A new study revealed that the COVID-19 pandemic has created significant tension in the landlord-tenant relationship, with a large number of tenants experiencing immediate issues or anticipating imminent issues with paying rent.
AHURI’s research, “Post pandemic landlord-renter relationships in Australia”, undertaken by RMIT University and the University of Adelaide, highlighted the fact that 60 per cent of tenants were experiencing immediate problems meeting rent payments and 35 per cent of tenants were concerned that they would not be able to pay full rent in the next few months.
Since the pandemic broke out, JobKeeper and JobSeeker have been deemed essential for many tenants in making ends meet.
Still, many tenants were apprehensive about requesting rental assistance from their landlords out of concern for future repercussions, such as poor references or property defects not being fixed.
As a result, half of all rent relief negotiations were not resolved to the satisfaction of the tenant, with some tenants risking homelessness when seeking to relocate between rental properties.

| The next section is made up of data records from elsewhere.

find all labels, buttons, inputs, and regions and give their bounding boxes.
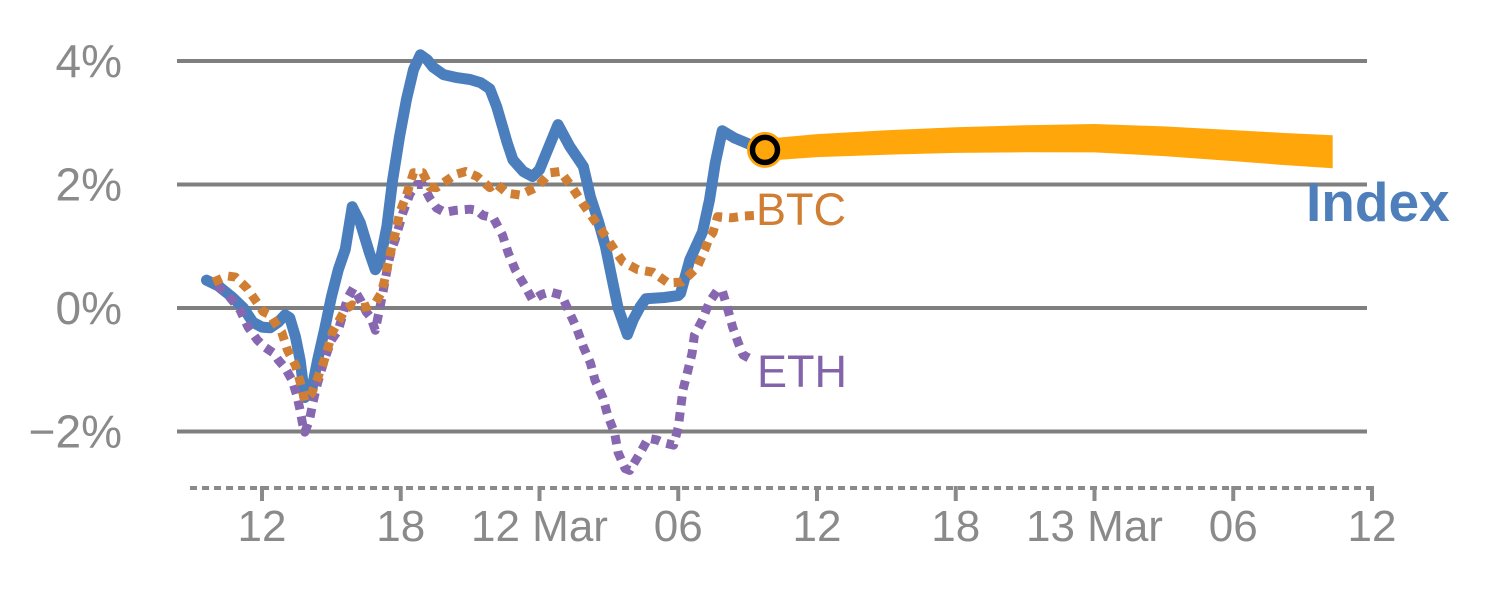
index-line	[201, 49, 771, 403]
y-tick-label: 4%	[56, 35, 122, 87]
x-tick-label: 13 Mar	[1026, 502, 1163, 551]
forecast-start-marker-ring	[749, 134, 781, 166]
eth-series-label: ETH	[757, 346, 847, 397]
x-tick-label: 18	[931, 502, 980, 551]
x-tick-label: 12 Mar	[471, 502, 608, 551]
index-series-label: Index	[1306, 171, 1450, 233]
x-tick-label: 12	[238, 502, 287, 551]
y-tick-label: 0%	[56, 282, 122, 334]
x-tick-label: 12	[1348, 502, 1397, 551]
btc-series-label: BTC	[756, 184, 846, 235]
y-tick-label: −2%	[29, 406, 122, 458]
x-tick-label: 18	[376, 502, 425, 551]
x-tick-label: 06	[654, 502, 703, 551]
btc-line	[211, 167, 755, 406]
forecast-band	[765, 124, 1333, 169]
y-tick-label: 2%	[56, 159, 122, 211]
x-tick-label: 12	[793, 502, 842, 551]
eth-line	[213, 180, 755, 475]
x-tick-label: 06	[1209, 502, 1258, 551]
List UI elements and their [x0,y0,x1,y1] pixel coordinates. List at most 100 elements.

The analysis found that there were two clear groups of landlords: Those who were willing to consider financial assistance for their tenants, and those who were not.
Only half of the tenants who had asked for rent reductions reported that the landlord or property agent had fully accepted their requests.
“The financial hardship tenants were experiencing extended to not being able to pay utility bills on time, going without meals and being unable to heat their homes.”
“On the other hand, while some landlords also experienced challenges from a loss of rental income, most were able to manage the financial shortfall.
“This disparity was also evident in an analysis of wellbeing, with the perceived stress levels of tenants being statistically significantly higher than those of landlords, due not only to financial stress and future uncertainty but also to living conditions,” according to the report.
Property defects and maintenance also emerged as an issue with tenants, reporting that they were more problematic to live with during COVID-19 pandemic as more time was being spent at home.
Lead report author Dr David Oswald said: “The pandemic has amplified many weaknesses – such as affordability, rental security, overcrowding and homelessness – in the Australian housing system and, in particular, exacerbated many existing challenges in the rental sector.”
“With moratoriums on evictions, rent increases and mortgage deferrals all coming to an end, the issues uncovered by this research risk rapidly worsening.”
Ultimately, government financial support has played a critical role today, primarily JobSeeker and JobKeeper, as they were enabling many tenants to pay bills, cover the cost of rent, and remain in their home.
In fact, both landlords and tenants reported confusion, stress and uncertainty about what would happen when government financial support packages end, according to Dr Oswald.
The report provides a series of policy recommendations for government, including introducing a protective negotiation framework to structure rent negotiations as a more formal process, policy flexibility on moving house to reduce the risk of homelessness and establishing a landlord hardship fund.
“Overwhelmingly, landlords thought government action had not adequately considered them. Formally including mortgage relief strategies as part of the broader housing and wage relief assistance would provide a more holistic package of support.”
“By focusing on improving the success of negotiations in the landlord-tenant relationship, both economic and mental wellbeing could be significantly improved,” Dr Oswald concluded.